You Have To Be All In, Until You’re Not
One of the things I’ve learned over the years is that as the organization scales, you have to be all-in, until you’re not. What the heck does that mean?
It means that, other than confiding your indecision to a very small number of trusted advisors on a given issue, indecision is poison to the people around you and to the organization in general. So even if you’re thinking of doing something new or different or making a tough call on something, you generally need to project confidence until you’ve made the call.
One example of this is around a decision to fire someone on the team, especially a senior executive. Public indecision about this reminds me of years ago when George Steinbrenner owned the Yankees. Every time he contemplated firing a manager, which was often, he was very public about it. It turned the manager into a lame duck, ignored by players and mocked by the press. No good for the manager or for the players, unhelpful for the team as a whole. It’s the same in business. Again, other than a small group of trusted advisors, your people have to have your full backing until the moment you decide to remove them.
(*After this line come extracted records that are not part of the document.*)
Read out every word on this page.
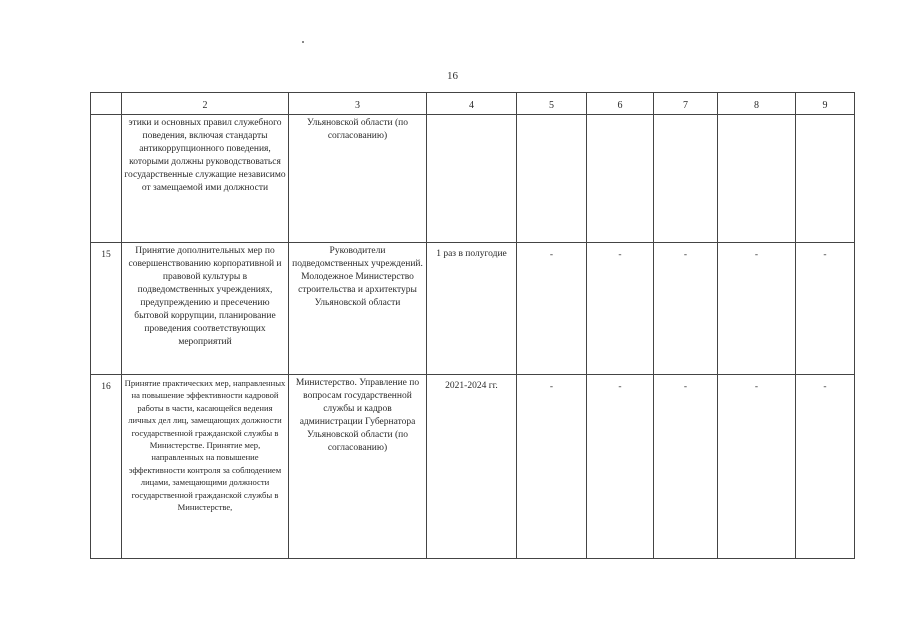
16
	2	3	4	5	6	7	8	9
	этики и основных правил служебного поведения, включая стандарты антикоррупционного поведения, которыми должны руководствоваться государственные служащие независимо от замещаемой ими должности	Ульяновской области (по согласованию)						
15	Принятие дополнительных мер по совершенствованию корпоративной и правовой культуры в подведомственных учреждениях, предупреждению и пресечению бытовой коррупции, планирование проведения соответствующих мероприятий	Руководители подведомственных учреждений. Молодежное Министерство строительства и архитектуры Ульяновской области	1 раз в полугодие	-	-	-	-	-
16	Принятие практических мер, направленных на повышение эффективности кадровой работы в части, касающейся ведения личных дел лиц, замещающих должности государственной гражданской службы в Министерстве. Принятие мер, направленных на повышение эффективности контроля за соблюдением лицами, замещающими должности государственной гражданской службы в Министерстве,	Министерство. Управление по вопросам государственной службы и кадров администрации Губернатора Ульяновской области (по согласованию)	2021-2024 гг.	-	-	-	-	-
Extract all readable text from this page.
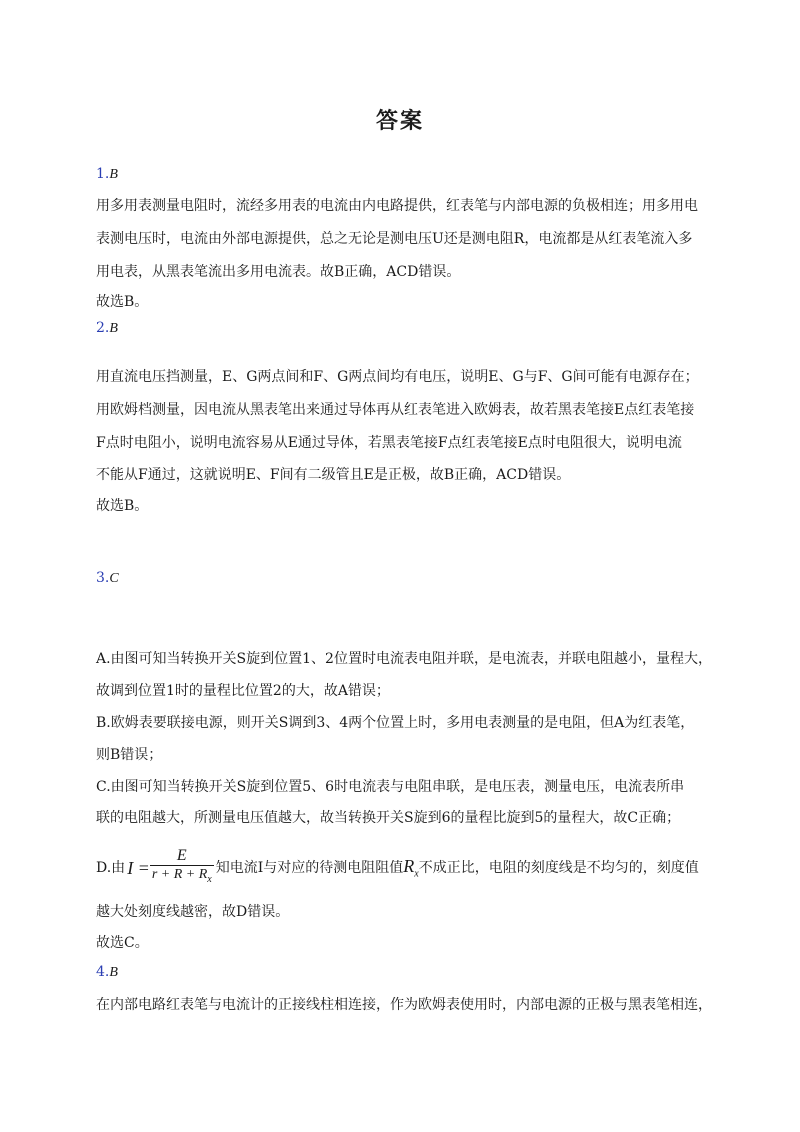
答案
1.B
用多用表测量电阻时，流经多用表的电流由内电路提供，红表笔与内部电源的负极相连；用多用电
表测电压时，电流由外部电源提供，总之无论是测电压U还是测电阻R，电流都是从红表笔流入多
用电表，从黑表笔流出多用电流表。故B正确，ACD错误。
故选B。
2.B
用直流电压挡测量，E、G两点间和F、G两点间均有电压，说明E、G与F、G间可能有电源存在；
用欧姆档测量，因电流从黑表笔出来通过导体再从红表笔进入欧姆表，故若黑表笔接E点红表笔接
F点时电阻小，说明电流容易从E通过导体，若黑表笔接F点红表笔接E点时电阻很大，说明电流
不能从F通过，这就说明E、F间有二级管且E是正极，故B正确，ACD错误。
故选B。
3.C
A.由图可知当转换开关S旋到位置1、2位置时电流表电阻并联，是电流表，并联电阻越小，量程大，
故调到位置1时的量程比位置2的大，故A错误；
B.欧姆表要联接电源，则开关S调到3、4两个位置上时，多用电表测量的是电阻，但A为红表笔，
则B错误；
C.由图可知当转换开关S旋到位置5、6时电流表与电阻串联，是电压表，测量电压，电流表所串
联的电阻越大，所测量电压值越大，故当转换开关S旋到6的量程比旋到5的量程大，故C正确；
D.由 $I = \frac{E}{r + R + R_x}$ 知电流I与对应的待测电阻阻值$R_x$不成正比，电阻的刻度线是不均匀的，刻度值
越大处刻度线越密，故D错误。
故选C。
4.B
在内部电路红表笔与电流计的正接线柱相连接，作为欧姆表使用时，内部电源的正极与黑表笔相连，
Another example of this is a shift in strategy. Strategy drives execution – meaning the course you chart translates into the goals and activities of all the other people in your organization. Mobilizing the troops is hard enough in the first place, and it requires a tremendous amount of leadership expressing commitment. If you’re contemplating a shift in strategy, which of course happens a lot in dynamic businesses, and you share your thinking and qualms broadly, you risk paralyzing the organization or redirecting activities and goals without intending to or without even knowing it.
Some people might look at this concept and cry “foul – what about Transparency?” I don’t buy that. As I wrote recently in The Difference Between Culture and Values, “When you are 10 people in a room, Transparency means you as CEO may feel compelled to share that you’re thinking about pivoting the product, collect everyone’s point of view on the subject, and make a decision together. When you are 100 people, you probably wouldn’t want to share that thinking with ALL until it’s more baked, you have more of a concrete direction in mind, and you’ve stress tested it with a smaller group, or you risk sending people off in a bunch of different directions without intending to do so. When you are 1,000 employees and public, you might not make that announcement to ALL until it’s orchestrated with your earnings call, but there may be hundreds of employees who know by then. A commitment to Transparency doesn’t mean always sharing everything in your head with everyone the minute it appears as a protean thought. At 10 people, you can tell everyone why you had to fire Pat – they probably all know, anyway. At 100 people, that’s unkind to Pat. At 1,000, it invites a lawsuit.”